In 1735 and 1736, he brought out two treatises on the figure of the earth; but these attempts to solve geometrical problems by literary material were, to a great extent, refuted by Maupertuis' measurements of a degree within the polar circle. D'Anville's historical method was more successful in his 1743 map of Italy, which first indicated numerous errors in the mapping of that country and was accompanied by a valuable mémoir (a novelty in such work), showing in full the sources of the design. A trigonometrical survey which Benedict XIV soon after had made in the papal states strikingly confirmed the French geographer's results. In his later years d'Anville did yeoman service for ancient and medieval geography, accomplishing something like a revolution in the former; mapping afresh all the chief countries of the pre-Christian civilizations (especially Egypt), and by his Mémoire et abrégé de géographie ancienne et générale and his États formés en Europe après la chute de l'empire romain en occident (1771) rendering his labours still more generally useful.

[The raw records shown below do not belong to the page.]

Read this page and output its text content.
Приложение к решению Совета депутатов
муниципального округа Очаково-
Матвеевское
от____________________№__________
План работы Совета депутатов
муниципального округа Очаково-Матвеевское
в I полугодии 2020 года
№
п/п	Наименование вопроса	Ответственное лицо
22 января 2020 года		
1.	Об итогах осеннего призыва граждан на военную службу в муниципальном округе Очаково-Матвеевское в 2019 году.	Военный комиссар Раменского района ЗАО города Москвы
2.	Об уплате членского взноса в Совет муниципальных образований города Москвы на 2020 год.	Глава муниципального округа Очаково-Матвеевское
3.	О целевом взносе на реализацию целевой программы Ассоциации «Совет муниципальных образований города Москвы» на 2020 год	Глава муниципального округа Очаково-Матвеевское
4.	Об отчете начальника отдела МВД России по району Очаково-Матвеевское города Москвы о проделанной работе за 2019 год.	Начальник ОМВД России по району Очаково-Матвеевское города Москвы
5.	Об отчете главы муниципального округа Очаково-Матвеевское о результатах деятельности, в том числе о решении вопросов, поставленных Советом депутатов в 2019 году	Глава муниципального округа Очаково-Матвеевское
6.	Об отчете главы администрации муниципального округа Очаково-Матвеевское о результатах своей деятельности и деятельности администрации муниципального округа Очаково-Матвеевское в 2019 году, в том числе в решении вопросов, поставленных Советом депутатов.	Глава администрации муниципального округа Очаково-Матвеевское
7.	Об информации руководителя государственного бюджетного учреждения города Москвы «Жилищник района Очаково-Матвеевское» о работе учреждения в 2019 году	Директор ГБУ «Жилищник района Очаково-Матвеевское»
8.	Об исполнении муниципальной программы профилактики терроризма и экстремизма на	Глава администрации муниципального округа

His last employment consisted in arranging his collection of maps, plans and geographical materials. It was the most extensive in Europe, and had been purchased by the king, who, however, left him the use of it during his life. This task performed, he sank into a total imbecility both of mind and body, which continued for two years, until his death in January 1782.

==Honors==
In 1754, at the age of fifty-seven, he became a member of the Académie des Inscriptions et Belles Lettres, whose transactions he enriched with many papers. In 1773, he became adjoint géographe of the Académie des Sciences, and in the same year was appointed first geographer to the king. He was also a member of the Society of Antiquaries of London and the Russian Academy of Sciences.

A street was named after him 82 years after his death in the 14th arrondissement of Paris, and his statue was placed on the city's Hotel de Ville in 1881.

The crater Anville on the Moon and the community of Danville, Vermont are also named after him.

==Bibliography==
D'Anville's published memoirs and dissertations amounted to 78, and his maps to 211. A complete edition of his works was announced in 1806 by de Manne in 6 vols. quarto, but only two had appeared when the editor died in 1832. See Bon-Joseph Dacier, Éloge de d'Anville (Paris, 1802). Besides the separate works noticed above, d'Anville's maps executed for Rollin's Histoire ancienne and Histoire romaine, and his Traité des mesures anciennes et modernes (1769), deserve special notice.

- Pere J. B. du Halde with maps by d'Anville, "Description geographique de la Chine", 1735.
- "Nouvel Atlas de la Chine", 1737 (digitized version).
- "Atlas General", circa 1740.
- "Geographie Ancienne et Abregee", 1769.